One of the GOP founders of the anti-Trump group The Lincoln Project said Wednesday that polls undercount the level of support that exists for President Trump.

“It is historically difficult to defeat an incumbent president, No. 1,” Steve Schmidt, a former adviser to Sen. John McCain (R-Ariz.), told Andrea Mitchell on MSNBC. “I suspect there is at least a point or two of undercount for Trump voters.”

Democratic presidential nominee Joe Biden has a healthy lead in national polls. Biden has smaller leads in most of the six core battleground states, although recent surveys have found the race is tightening.

The president’s campaign has routinely dismissed polls showing Trump is behind, pointing to 2016, when most election analysts didn’t give him any chance of winning. Trump edged out Democrat Hillary Clinton in most of the battleground states and eked out victories in Pennsylvania, Wisconsin and Michigan, which had not gone for a GOP nominee in decades.

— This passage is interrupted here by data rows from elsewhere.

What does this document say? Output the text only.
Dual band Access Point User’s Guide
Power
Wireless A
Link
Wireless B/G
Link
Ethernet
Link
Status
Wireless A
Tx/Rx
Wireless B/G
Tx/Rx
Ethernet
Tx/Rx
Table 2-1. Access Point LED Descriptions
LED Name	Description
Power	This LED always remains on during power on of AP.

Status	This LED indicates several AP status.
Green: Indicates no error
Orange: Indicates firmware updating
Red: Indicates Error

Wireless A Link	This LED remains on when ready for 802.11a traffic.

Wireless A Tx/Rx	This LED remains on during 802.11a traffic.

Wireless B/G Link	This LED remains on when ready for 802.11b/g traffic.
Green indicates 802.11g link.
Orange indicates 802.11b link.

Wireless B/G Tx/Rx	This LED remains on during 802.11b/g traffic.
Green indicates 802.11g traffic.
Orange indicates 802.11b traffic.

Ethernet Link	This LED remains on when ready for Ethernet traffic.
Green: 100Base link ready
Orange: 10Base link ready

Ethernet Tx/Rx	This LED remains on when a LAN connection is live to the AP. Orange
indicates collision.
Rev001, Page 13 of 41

Trump’s campaign has attributed the bad polling in 2020 to the so-called shy Trump voter phenomenon. They say there are scores of voters who will not admit to pollsters they support the president, believing it could be socially problematic for them to do so.

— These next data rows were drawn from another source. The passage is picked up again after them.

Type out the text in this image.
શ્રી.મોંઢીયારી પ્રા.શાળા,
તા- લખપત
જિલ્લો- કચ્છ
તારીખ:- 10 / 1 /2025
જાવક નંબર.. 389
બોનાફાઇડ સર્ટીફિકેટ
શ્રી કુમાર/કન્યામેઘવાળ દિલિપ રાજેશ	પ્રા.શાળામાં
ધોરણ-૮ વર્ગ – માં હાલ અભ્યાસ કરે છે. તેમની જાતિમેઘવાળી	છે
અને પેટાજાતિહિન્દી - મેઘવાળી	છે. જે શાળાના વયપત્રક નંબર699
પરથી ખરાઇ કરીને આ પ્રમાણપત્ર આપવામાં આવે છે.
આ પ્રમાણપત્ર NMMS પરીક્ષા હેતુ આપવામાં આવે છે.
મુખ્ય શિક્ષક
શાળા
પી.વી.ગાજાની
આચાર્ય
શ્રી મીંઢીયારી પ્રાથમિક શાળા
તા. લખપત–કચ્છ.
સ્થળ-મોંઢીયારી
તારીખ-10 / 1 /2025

The polling outlet Trafalgar Group, which was the only pollster to show Trump ahead in Michigan on Election Day in 2016, seeks to account for this so-called social desirability effect in its polls. The lead pollster there has told The Hill there are more “silent” Trump voters in 2020 than there were in 2016.

Trafalgar’s polls have shown a tighter race than what other pollsters have found. One of their recent surveys found Trump and Biden tied in Minnesota, a state Clinton won in 2016 that the Trump campaign insists is up for grabs in 2020.


But whoah up, there, podner… some are calling your hand on the matter.

This Friday, August 28, David Nir, writing for Daily Kos Elections, noted that “Trafalgar’s approach didn’t fare all that well two years later. In the dozen polls the firm made public in the last two weeks before the 2018 midterms, nine were too favorable to the GOP, including one that predicted Republican Brian Kemp would win the Georgia governor’s race by 12 points (he prevailed by just 1 point). On average, Trafalgar missed by 5 points and outright called three races incorrectly, including the contests for Senate in Arizona and both Senate and governor in Nevada.”

To bolster that opinion, that Trafalgar’s research is skewed, and off-kilter, Nir quoted NYT writer Nate Cohn who on July 29 wrote in part that, “…it is hard to reconcile these data with the idea that Republicans, as a group, are systematically understated. Mr. Trump’s problem wasn’t the number of people who said they voted for him last time: It was that only 86 percent of those who said they voted for him last time said they would do so again. Perhaps there’s a way the poll could have the right number of voters who said they voted for Mr. Trump last time, but not this time. It would have to be an awfully specific form of polling error.”

And the American Association for Public Opinion Research, the professional group to which public opinion and polling research professionals belong, wasn’t much help either, and pointed to “Real change in vote preference during the final week or so of the campaign,” and once again, to the fact that “some Trump voters who participated in pre-election polls did not reveal themselves as Trump voters until after the election, and they outnumbered late-revealing Clinton voters.”

And once again, the “shy” Trump voter reappears.

But in an August 17 piece for HuffPost Politics, Ariel Edwards-Levy concluded dismissively that, “Polls are neither a guaranteed forecast of what’s going to happen nor a pinpoint-precise measurement of what people think now. They are, however, a pretty good gauge for the basic state of an election at the time they’re taken. And though all surveys are inherently subject to some degree of uncertainty and error, there’s not a lot of evidence to suggest that Trump voters lying to pollsters is a major source of it.”

Maybe it’s like dinosaurs.

We know they existed, for we find their bones.

Other than that, there’s not much which we conclusively agree upon about them.